Первая смерть подчиненного как бы разделила жизнь Дениса-Тюрзы". Он всей своей сущностью осознал, что на самом деле стоит за не раз слышанной фразой: командир умирает каждый раз, когда погибают его солдаты, и командир, спасая жизни своих подчиненных, бережет и свою жизнь. Ибо судьба подчас дает им, независимо от погон, одну участь на всех.

Рота капитана Алексея Милашевича из батальона морской пехоты Северного флота вышла в горы для выполнения боевой задачи, Черноморцы для обеспечения выхода северян на задание направили свою развод-группу: старшего лейтенанта И. Шарашкина, старшего матроса Г. Керимова и матроса С, Павлихина.

Морпехи 30 декабря 1999 года оседлали сопку 1407, уже прозванную зловещей. Это название безымянной высоты объяснялось весьма просто - с ее вершины постоянно велся огонь по нашим войскам. И по всем признакам именно там, у боевиков находилось что-то вроде базы с развитой системой обороны. Комбат подполковник Анатолий Белезеко вечером произнес в эфире неуставную фразу:

- Леха, уходи с сопки.

Милашевич ответил:

- "Куб", я "Карабин", Все в порядке.

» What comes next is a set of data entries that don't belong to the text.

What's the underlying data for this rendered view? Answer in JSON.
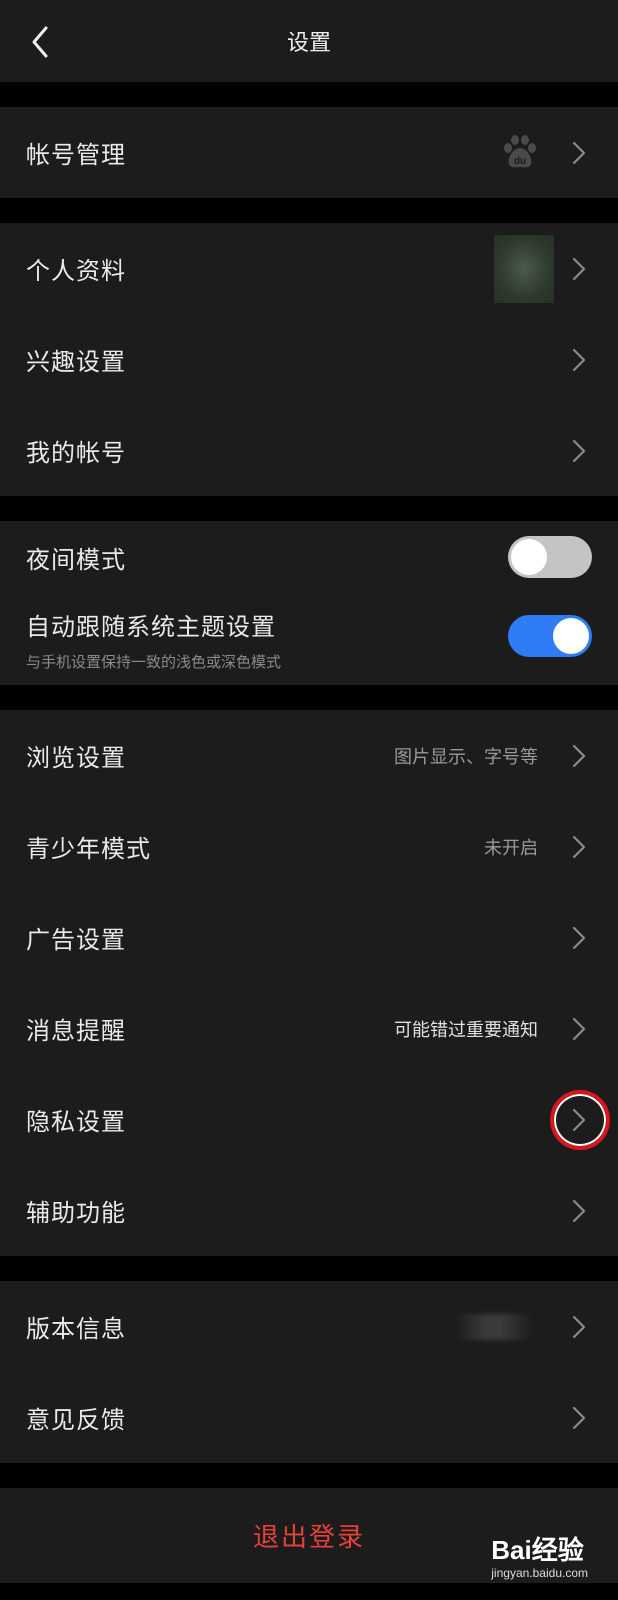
{
  "header": {
    "title": "设置"
  },
  "account_section": {
    "account_manage_label": "帐号管理"
  },
  "profile_section": {
    "items": [
      {
        "label": "个人资料"
      },
      {
        "label": "兴趣设置"
      },
      {
        "label": "我的帐号"
      }
    ]
  },
  "theme_section": {
    "night_mode": {
      "label": "夜间模式",
      "enabled": false
    },
    "auto_theme": {
      "label": "自动跟随系统主题设置",
      "sub": "与手机设置保持一致的浅色或深色模式",
      "enabled": true
    }
  },
  "settings_section": {
    "items": [
      {
        "label": "浏览设置",
        "value": "图片显示、字号等"
      },
      {
        "label": "青少年模式",
        "value": "未开启"
      },
      {
        "label": "广告设置",
        "value": ""
      },
      {
        "label": "消息提醒",
        "value": "可能错过重要通知"
      },
      {
        "label": "隐私设置",
        "value": ""
      },
      {
        "label": "辅助功能",
        "value": ""
      }
    ]
  },
  "about_section": {
    "items": [
      {
        "label": "版本信息"
      },
      {
        "label": "意见反馈"
      }
    ]
  },
  "logout": {
    "label": "退出登录"
  },
  "watermark": {
    "brand": "Bai经验",
    "url": "jingyan.baidu.com"
  },
  "colors": {
    "background": "#000000",
    "panel": "#1c1c1c",
    "toggle_on": "#2f7cf6",
    "logout_red": "#e4413b",
    "annotation_circle": "#d8141f"
  },
  "icons": {
    "back": "chevron-left-icon",
    "row_arrow": "chevron-right-icon",
    "baidu": "baidu-paw-icon"
  }
}
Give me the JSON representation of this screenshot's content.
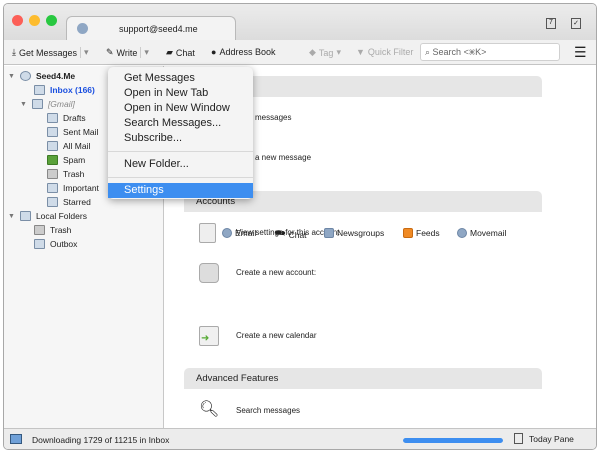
{
  "window": {
    "tab_title": "support@seed4.me"
  },
  "toolbar": {
    "get_messages": "Get Messages",
    "write": "Write",
    "chat": "Chat",
    "address_book": "Address Book",
    "tag": "Tag",
    "quick_filter": "Quick Filter",
    "search_placeholder": "Search <⌘K>"
  },
  "sidebar": {
    "account": "Seed4.Me",
    "inbox": "Inbox (166)",
    "gmail": "[Gmail]",
    "gmail_items": [
      "Drafts",
      "Sent Mail",
      "All Mail",
      "Spam",
      "Trash",
      "Important",
      "Starred"
    ],
    "local": "Local Folders",
    "local_items": [
      "Trash",
      "Outbox"
    ]
  },
  "context_menu": {
    "items": [
      "Get Messages",
      "Open in New Tab",
      "Open in New Window",
      "Search Messages...",
      "Subscribe..."
    ],
    "new_folder": "New Folder...",
    "settings": "Settings",
    "selected": "Settings"
  },
  "content": {
    "email_rows": [
      "messages",
      "a new message"
    ],
    "accounts_header": "Accounts",
    "view_settings": "View settings for this account",
    "create_account": "Create a new account:",
    "account_types": [
      "Email",
      "Chat",
      "Newsgroups",
      "Feeds",
      "Movemail"
    ],
    "create_calendar": "Create a new calendar",
    "advanced_header": "Advanced Features",
    "search_messages": "Search messages"
  },
  "status": {
    "text": "Downloading 1729 of 11215 in Inbox",
    "progress_fill": 1.0,
    "today_pane": "Today Pane"
  },
  "colors": {
    "accent": "#3d8ef0",
    "inbox_link": "#1a4fe0"
  }
}
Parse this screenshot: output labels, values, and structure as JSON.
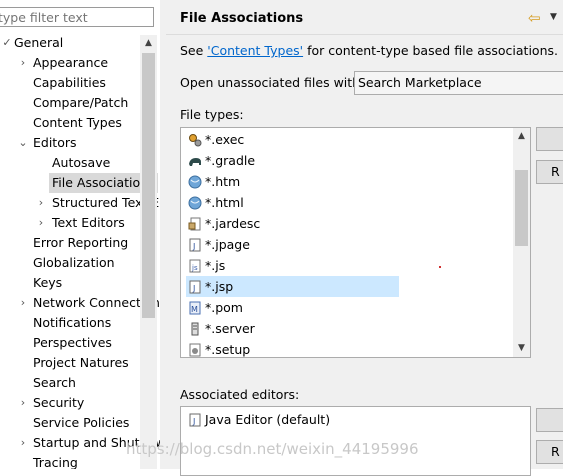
{
  "filter": {
    "placeholder": "type filter text"
  },
  "tree": [
    {
      "label": "General",
      "toggle": "✓",
      "level": 0,
      "row": 0
    },
    {
      "label": "Appearance",
      "toggle": "›",
      "level": 1,
      "row": 1
    },
    {
      "label": "Capabilities",
      "toggle": "",
      "level": 1,
      "row": 2
    },
    {
      "label": "Compare/Patch",
      "toggle": "",
      "level": 1,
      "row": 3
    },
    {
      "label": "Content Types",
      "toggle": "",
      "level": 1,
      "row": 4
    },
    {
      "label": "Editors",
      "toggle": "⌄",
      "level": 1,
      "row": 5
    },
    {
      "label": "Autosave",
      "toggle": "",
      "level": 2,
      "row": 6
    },
    {
      "label": "File Associations",
      "toggle": "",
      "level": 2,
      "row": 7,
      "selected": true
    },
    {
      "label": "Structured Text Editors",
      "toggle": "›",
      "level": 2,
      "row": 8
    },
    {
      "label": "Text Editors",
      "toggle": "›",
      "level": 2,
      "row": 9
    },
    {
      "label": "Error Reporting",
      "toggle": "",
      "level": 1,
      "row": 10
    },
    {
      "label": "Globalization",
      "toggle": "",
      "level": 1,
      "row": 11
    },
    {
      "label": "Keys",
      "toggle": "",
      "level": 1,
      "row": 12
    },
    {
      "label": "Network Connections",
      "toggle": "›",
      "level": 1,
      "row": 13
    },
    {
      "label": "Notifications",
      "toggle": "",
      "level": 1,
      "row": 14
    },
    {
      "label": "Perspectives",
      "toggle": "",
      "level": 1,
      "row": 15
    },
    {
      "label": "Project Natures",
      "toggle": "",
      "level": 1,
      "row": 16
    },
    {
      "label": "Search",
      "toggle": "",
      "level": 1,
      "row": 17
    },
    {
      "label": "Security",
      "toggle": "›",
      "level": 1,
      "row": 18
    },
    {
      "label": "Service Policies",
      "toggle": "",
      "level": 1,
      "row": 19
    },
    {
      "label": "Startup and Shutdown",
      "toggle": "›",
      "level": 1,
      "row": 20
    },
    {
      "label": "Tracing",
      "toggle": "",
      "level": 1,
      "row": 21
    }
  ],
  "page": {
    "title": "File Associations",
    "see_prefix": "See ",
    "see_link": "'Content Types'",
    "see_suffix": " for content-type based file associations.",
    "open_label": "Open unassociated files with:",
    "open_value": "Search Marketplace",
    "file_types_label": "File types:",
    "associated_label": "Associated editors:"
  },
  "file_types": [
    {
      "name": "*.exec",
      "icon": "gears-icon"
    },
    {
      "name": "*.gradle",
      "icon": "gradle-elephant-icon"
    },
    {
      "name": "*.htm",
      "icon": "web-globe-icon"
    },
    {
      "name": "*.html",
      "icon": "web-globe-icon"
    },
    {
      "name": "*.jardesc",
      "icon": "jar-description-icon"
    },
    {
      "name": "*.jpage",
      "icon": "java-file-icon"
    },
    {
      "name": "*.js",
      "icon": "javascript-file-icon"
    },
    {
      "name": "*.jsp",
      "icon": "java-file-icon",
      "selected": true
    },
    {
      "name": "*.pom",
      "icon": "maven-file-icon"
    },
    {
      "name": "*.server",
      "icon": "server-file-icon"
    },
    {
      "name": "*.setup",
      "icon": "setup-file-icon"
    }
  ],
  "associated_editors": [
    {
      "name": "Java Editor (default)",
      "icon": "java-file-icon"
    }
  ],
  "side_buttons": [
    {
      "label": ""
    },
    {
      "label": "R"
    },
    {
      "label": ""
    },
    {
      "label": "R"
    }
  ],
  "watermark": "https://blog.csdn.net/weixin_44195996"
}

Ночь. продержимся...

Пожалуй, никто уже так и не узнает, в чем была ошибка капитана Милошевича. И был ли вообще его просчет? Но около 8.30 утра "белые медведи" были окружены "духами". Жестокий бой длился полтора часа. Разведчики прекрасно видели, как их братьев-морпехов бандиты давят огнем, выбивая "черные береты" одного за другим за грань жизни. Еще накануне черноморцы заняли позицию на вершине соседней сопки. До места боя по прямой - всего два километра. Но где взять крылья, чтобы перелететь и помочь друзьям? По склонам же, по лесам до места кровавого боя добираться часов восемь. И то если торопиться и не особенно обращать внимание на засады и обстрелы. Сердца морпехов разрывались от боли, бессильной ненависти, гнева.

Душа отряда уходила на небо по каплям, и каждая - жизнь одного из двенадцати воинов "черной пехоты".

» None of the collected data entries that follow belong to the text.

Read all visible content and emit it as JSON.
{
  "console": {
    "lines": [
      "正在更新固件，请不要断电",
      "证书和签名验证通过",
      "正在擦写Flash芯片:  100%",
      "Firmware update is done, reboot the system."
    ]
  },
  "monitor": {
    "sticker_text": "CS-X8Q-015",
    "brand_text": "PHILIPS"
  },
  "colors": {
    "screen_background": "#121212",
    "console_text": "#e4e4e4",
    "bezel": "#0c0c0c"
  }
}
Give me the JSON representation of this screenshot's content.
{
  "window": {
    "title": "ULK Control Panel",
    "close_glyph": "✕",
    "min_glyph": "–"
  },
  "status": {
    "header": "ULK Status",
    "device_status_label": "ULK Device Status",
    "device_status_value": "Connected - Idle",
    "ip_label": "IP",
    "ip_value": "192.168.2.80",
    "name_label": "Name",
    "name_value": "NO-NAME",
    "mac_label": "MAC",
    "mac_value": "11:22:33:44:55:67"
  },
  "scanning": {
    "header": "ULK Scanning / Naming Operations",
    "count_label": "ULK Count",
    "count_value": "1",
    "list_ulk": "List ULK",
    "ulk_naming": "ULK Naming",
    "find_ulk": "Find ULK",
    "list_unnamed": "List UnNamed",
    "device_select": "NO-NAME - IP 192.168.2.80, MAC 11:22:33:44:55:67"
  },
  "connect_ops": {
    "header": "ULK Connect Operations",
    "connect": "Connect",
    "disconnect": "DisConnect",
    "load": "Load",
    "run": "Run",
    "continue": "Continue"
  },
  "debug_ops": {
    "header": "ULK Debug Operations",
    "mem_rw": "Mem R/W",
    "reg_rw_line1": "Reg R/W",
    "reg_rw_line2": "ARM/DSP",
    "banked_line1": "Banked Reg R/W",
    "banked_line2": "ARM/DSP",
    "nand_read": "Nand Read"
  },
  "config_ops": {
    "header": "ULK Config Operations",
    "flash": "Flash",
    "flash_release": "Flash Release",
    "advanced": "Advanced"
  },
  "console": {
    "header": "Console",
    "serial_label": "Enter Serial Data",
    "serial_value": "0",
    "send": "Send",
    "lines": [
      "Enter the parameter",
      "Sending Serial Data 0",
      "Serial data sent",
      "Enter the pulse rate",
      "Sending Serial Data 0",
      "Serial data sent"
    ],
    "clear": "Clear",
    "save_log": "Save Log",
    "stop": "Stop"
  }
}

Когда первая группа черноморцев добралась до места боя, офицер доложил по радио:

-"Куб", "Куб", все - "двухсотые".

Ротный северян лежал, обращенный лицом к врагу. Он вел огонь до последнего вздоха. И ни один "черный берет" даже не пытался произнести слово о пощаде. Тяжелораненый старший лейтенант Игорь Шарашкин приказал нескольким оставшимся в живых морпехам оставить его и отходить. Он лежал, истекая кровью. От пуль загорелся находившийся неподалеку стог сена. Офицер горел, не в силах отползти от стога. Бандиты стояли рядом и смеялись, дескать; не надейся на милость, добивать тебя не станем...
На той сопке "Гюрза" потерял своего однокашника по училищу - старшего лейтенанта Юрия Курагина.

С тех пор высоту назвали Матросской.

- В чем особенность нашего солдата и насколько изменился он за последние годы? - повторяет мой вопрос Денис Ермишко, - Каким был русский солдат раньше, я знаю только по книгам фильмам и рассказам ветеранов. Как он воюет сейчас?

"Гюрза" говорит скупо, его оценки лишены каких-либо словесных нагромождений. В глубине души русский человек сохранил свою извечную доброту. Но стоит только русскому, как говорят, хоть раз получить в зубы, умыться кровью, увидеть смерть друзей, услышать крики раненых товарищей - он преображается. В бою наш солдат хладнокровен, беспощаден, хитер и осторожен, способен переиграть самого искусного противника, превосходно владеет оружием, и непрестанно учится воевать еще лучше.

На очередном выходе на задание в горы, один из морпехов был тяжело ранен. Вынести его в свое расположение не удавалось. Боевые друзья перевязали раненого, отнесли в относительно спокойное место, укрыли опавшей листвой. И затем держали вокруг него оборону, пока не подоспела подмога. Ни у одного из них даже не возникла мысль бросить товарища, отойти, чтоб не рисковать своей жизнью.

Готовясь к выходу на задание, разведчики вместо сухого пайка старались взять как можно больше патронов и гранат. Еды брали в обрез, лишь самый необходимый минимум, Случалось, выход затягивался. И разведгруппы по двое, трое суток питались в лесу подножным кормом. Но в следующий выход все повторялось. Боеприпасы - в первую очередь, продукты брали с собой в самую последнюю. В бою от количества патронов зависит жизнь солдата и успех боевой задачи.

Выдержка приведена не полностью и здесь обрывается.